The unfocused game, however, gives quantity over quality. Sure, there’s lots of stuff to do in Skyrim, but much of it has been randomized. That which hasn’t was obviously the focus of the developers. The combat, well, no Elder Scrolls game has ever had good mechanics. And my God, those bugs. If I was ten years old, it’d be a different story. So, given the choice between, say, Skyrim and Bayonetta, I’ll choose the latter any day; I could go back to that all the time. Skyrim? I probably won’t ever buy it (Oblivion did nothing for me).
Now, though, I just like to grapple with dense mechanics (like in fighting games and some JRPGs) and straightforward goals. Honestly, those are more fun in the long run.
Long story short, you are a sheep.
Regardless of whether you’re talking life decisions, or deciding what to in a vidya game, if you aren’t willing to risk taking a loss or making a wrong decision, you will never reach some epiphany that will answer the question for you.
For some people, such as myself, they get pushed into a career decision by their peers, and even though they are still a sheep by definition, they got helped out, nudged, hopefully they can draw some conclusions based on the experiences they get from taking a step in that direction.
At least, if you try something and don’t like it, or fail, you can ascertain what factors made you fail, what factors made you not like that direction. This gives you part of a logical template you can use to ease decisions in the future.

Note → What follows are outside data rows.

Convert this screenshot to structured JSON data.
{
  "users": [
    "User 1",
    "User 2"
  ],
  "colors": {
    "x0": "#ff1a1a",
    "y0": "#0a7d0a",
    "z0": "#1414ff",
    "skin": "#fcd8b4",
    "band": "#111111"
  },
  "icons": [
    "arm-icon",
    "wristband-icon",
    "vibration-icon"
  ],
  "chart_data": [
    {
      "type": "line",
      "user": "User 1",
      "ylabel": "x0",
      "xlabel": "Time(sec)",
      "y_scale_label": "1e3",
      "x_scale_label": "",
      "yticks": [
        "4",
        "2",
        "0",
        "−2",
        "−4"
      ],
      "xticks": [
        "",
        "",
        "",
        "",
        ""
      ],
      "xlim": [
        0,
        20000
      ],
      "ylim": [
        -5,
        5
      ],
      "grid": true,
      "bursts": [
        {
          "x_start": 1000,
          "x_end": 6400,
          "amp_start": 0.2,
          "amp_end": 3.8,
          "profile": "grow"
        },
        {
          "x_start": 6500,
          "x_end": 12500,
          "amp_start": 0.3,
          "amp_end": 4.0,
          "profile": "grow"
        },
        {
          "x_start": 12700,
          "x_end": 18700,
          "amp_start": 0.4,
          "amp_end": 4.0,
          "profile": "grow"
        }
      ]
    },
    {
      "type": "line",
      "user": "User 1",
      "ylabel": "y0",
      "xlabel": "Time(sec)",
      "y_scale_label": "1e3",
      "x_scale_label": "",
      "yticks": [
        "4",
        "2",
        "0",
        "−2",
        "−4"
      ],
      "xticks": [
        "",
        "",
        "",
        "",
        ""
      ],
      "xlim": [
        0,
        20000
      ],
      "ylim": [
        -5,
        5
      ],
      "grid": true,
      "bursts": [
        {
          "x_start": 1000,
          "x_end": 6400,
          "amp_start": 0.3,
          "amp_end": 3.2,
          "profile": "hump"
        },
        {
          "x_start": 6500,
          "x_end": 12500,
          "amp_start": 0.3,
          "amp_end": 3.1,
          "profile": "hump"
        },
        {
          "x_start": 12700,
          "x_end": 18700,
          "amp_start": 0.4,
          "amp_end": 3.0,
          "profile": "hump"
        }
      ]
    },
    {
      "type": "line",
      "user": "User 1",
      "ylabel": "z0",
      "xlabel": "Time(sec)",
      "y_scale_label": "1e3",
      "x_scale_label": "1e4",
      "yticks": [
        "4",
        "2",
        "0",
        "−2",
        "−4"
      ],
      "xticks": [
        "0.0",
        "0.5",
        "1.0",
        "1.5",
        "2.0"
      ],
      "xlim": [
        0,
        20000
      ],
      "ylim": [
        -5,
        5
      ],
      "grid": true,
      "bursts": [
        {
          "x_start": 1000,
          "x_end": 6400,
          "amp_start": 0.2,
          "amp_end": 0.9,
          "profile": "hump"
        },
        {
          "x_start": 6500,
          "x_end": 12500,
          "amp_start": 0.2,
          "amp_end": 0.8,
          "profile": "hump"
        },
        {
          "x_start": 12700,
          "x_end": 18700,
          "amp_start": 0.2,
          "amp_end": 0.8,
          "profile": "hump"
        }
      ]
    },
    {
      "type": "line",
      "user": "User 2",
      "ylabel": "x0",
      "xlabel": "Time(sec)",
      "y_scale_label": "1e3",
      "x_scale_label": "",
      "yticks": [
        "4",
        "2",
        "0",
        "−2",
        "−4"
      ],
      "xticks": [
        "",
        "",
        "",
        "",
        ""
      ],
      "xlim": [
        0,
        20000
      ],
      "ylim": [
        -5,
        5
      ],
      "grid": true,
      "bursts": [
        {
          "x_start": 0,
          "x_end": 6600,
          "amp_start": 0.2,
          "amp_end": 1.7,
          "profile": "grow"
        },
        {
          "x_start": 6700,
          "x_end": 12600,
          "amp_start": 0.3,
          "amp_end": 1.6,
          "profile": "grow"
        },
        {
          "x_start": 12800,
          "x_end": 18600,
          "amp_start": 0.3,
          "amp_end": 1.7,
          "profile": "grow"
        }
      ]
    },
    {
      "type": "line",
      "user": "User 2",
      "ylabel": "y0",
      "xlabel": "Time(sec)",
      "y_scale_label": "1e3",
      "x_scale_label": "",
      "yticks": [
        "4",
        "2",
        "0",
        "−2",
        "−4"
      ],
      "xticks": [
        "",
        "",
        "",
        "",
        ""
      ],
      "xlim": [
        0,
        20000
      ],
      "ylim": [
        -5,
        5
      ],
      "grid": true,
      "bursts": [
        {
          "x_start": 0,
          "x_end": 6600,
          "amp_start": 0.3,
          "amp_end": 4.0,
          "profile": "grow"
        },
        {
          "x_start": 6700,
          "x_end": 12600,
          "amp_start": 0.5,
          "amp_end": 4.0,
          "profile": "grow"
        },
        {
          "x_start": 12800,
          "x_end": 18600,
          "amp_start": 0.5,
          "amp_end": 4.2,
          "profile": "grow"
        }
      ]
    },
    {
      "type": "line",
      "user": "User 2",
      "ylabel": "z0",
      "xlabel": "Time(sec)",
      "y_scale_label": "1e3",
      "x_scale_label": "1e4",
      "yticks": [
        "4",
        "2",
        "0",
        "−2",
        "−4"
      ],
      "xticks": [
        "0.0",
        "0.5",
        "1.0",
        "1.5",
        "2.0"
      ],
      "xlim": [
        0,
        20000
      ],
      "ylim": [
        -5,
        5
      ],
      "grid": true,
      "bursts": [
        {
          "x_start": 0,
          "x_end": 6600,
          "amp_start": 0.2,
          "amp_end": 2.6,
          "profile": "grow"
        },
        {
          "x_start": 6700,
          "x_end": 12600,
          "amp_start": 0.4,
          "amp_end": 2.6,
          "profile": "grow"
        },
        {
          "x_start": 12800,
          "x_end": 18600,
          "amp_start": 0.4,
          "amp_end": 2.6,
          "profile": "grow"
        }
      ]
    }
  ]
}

At best, you have a positive reaction and you can continue on in that vein and specialize or generalize as you want. Even if a position or career idea comes from it that is out of your reach, at least you have a goal.
If anyone out there thinks they can find an answer to “what do I want in a video game/ career / life”, they are going about it the wrong way. There is a process, not an answer. You don’t know what you want, and you won’t know until you try some shit. Probably, noone knows. Probably, the sheepish belief that somehow, taking action is cutting off possibilities, is the one thing holding you back from realizing the question fully.
At least in Skyrim, you can just reload your game.
It says two comments, so why can’t I see the second one?
I don’t think Pete, or anyone for that matter, is a “sheep” by definition, but our culture certainly nudges us into the direction. It is up to us to perceive it is their, distinguish between what I actually like and what the culture around me WANTS me to like, and then go from there.
Let’s not get into a discussion about determinism, shall we?
Risk is an inherent portion of any video game, albeit in a smaller scale environment. Skyrim doesn’t real provide “risk” other than “reloading the game”, so I don’t think that counts.